Now that we've seen how Archimedes calculated pi, let's first look at how the concept of pi advanced in subsequent years.

The diagram above is an attempt to justify the formula for the area of a circle, A = pi * r^2. This kind of diagram can be found in many mathematics textbooks, and one was included in a book by Sato Moshun, in Japan, in 1698; also, an illustration of the same idea appears in the Notebooks of Leonardo da Vinci.
Basically, one can cut the circle into more and more slices, and as one does so, the shape that can be built by rearranging those slices gets closer and closer to a rectangle with the radius of the circle as its height, and half the circumference of the circle as its width.
This made ancient diagrams like this particularly notable, since the idea of a limit of an estimate of the area of a shape by cutting it into smaller and smaller pieces is a basic idea that led to the integral calculus.
Now, let's go back to Archimedes. Since we've now seen how pi relates to the area of a circle, not just its circumference, the next step is to gain an understanding of how pi relates to the volume of a sphere.
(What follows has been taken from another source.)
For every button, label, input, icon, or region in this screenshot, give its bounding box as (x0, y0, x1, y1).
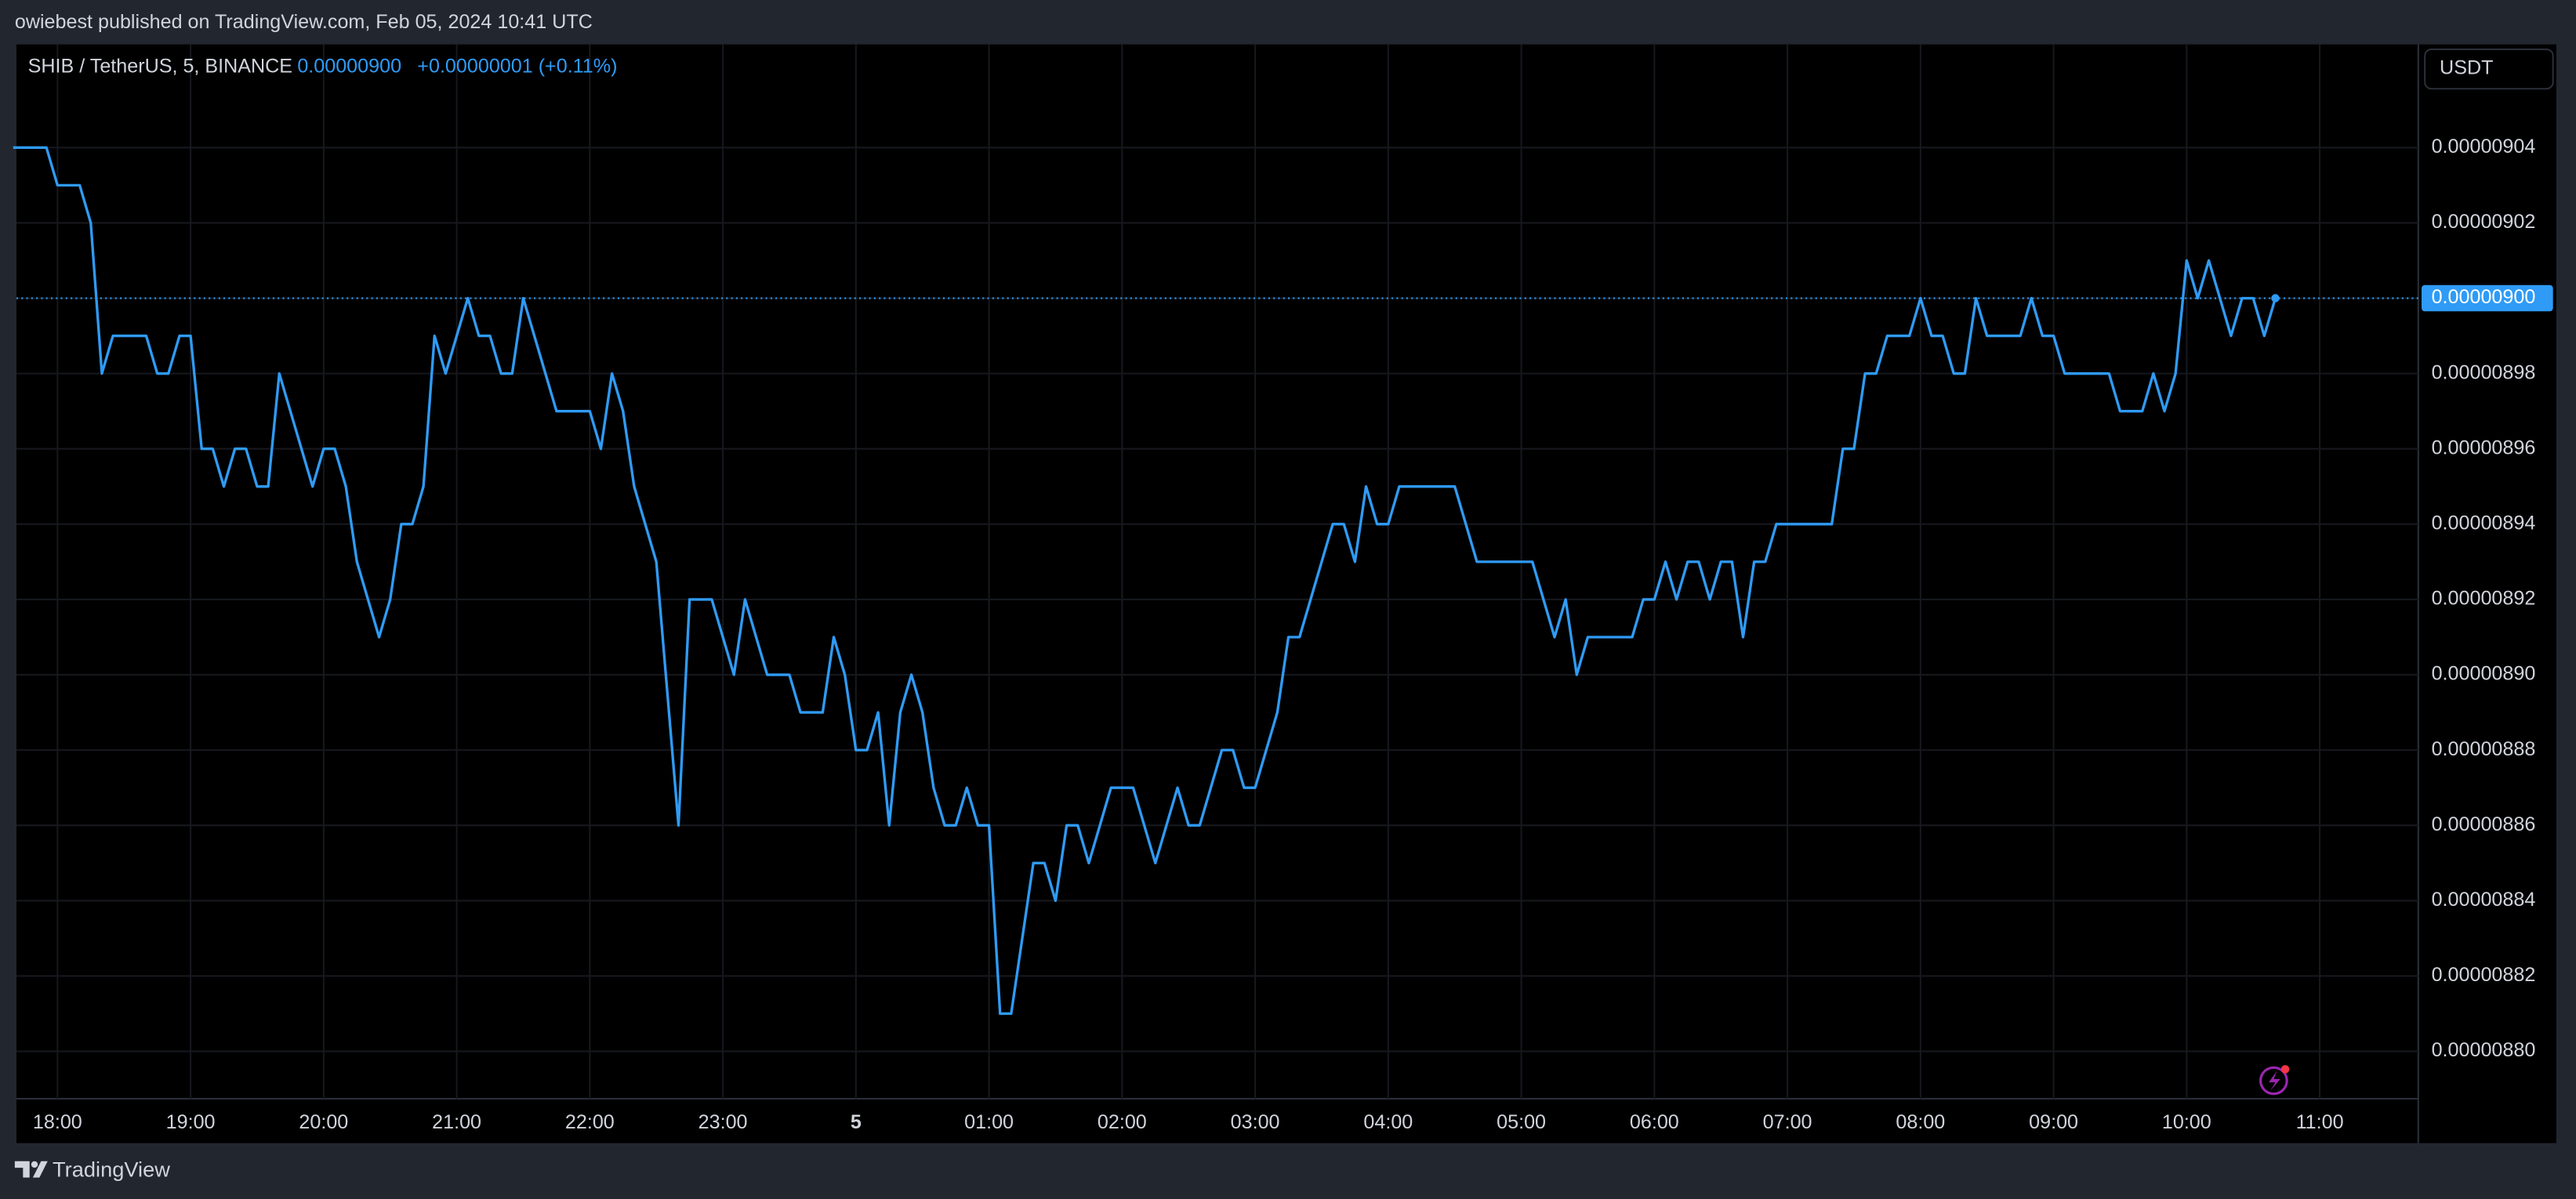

It was Archimedes of Syracuse who found that the surface area of a sphere is the same as that of the curved surface of a cylinder with the same diameter and the same height - just the curved surface, not including the flat top and bottom.
Why this is the case is illustrated by the diagram: the cosine of the angle theta both determines the size of a circle at a given height of the sphere, and the amount vertical distances on the sphere's surface are foreshortened when projected on the surrounding circle.
This is the basis, incidentally, of an equal-area cylindrical map projection, which I describe on this page.
So, since the surface of the cylinder can be unrolled into a rectangle with a height equal to the sphere's diameter, and a width equal to the sphere's circumference, the surface area of a sphere is equal to pi * d^2, or 4 * pi * r^2.
Just as a circle can be cut into many tiny pie wedges, a sphere can be thought of as many tiny little pyramids, with a height equal to the radius of the sphere, and the bases of which total in area to the surface area of the sphere.
This would tell us the volume of a sphere, now that we know the formula for the surface area of a sphere, if we knew how to calculate the volume of a pyramid.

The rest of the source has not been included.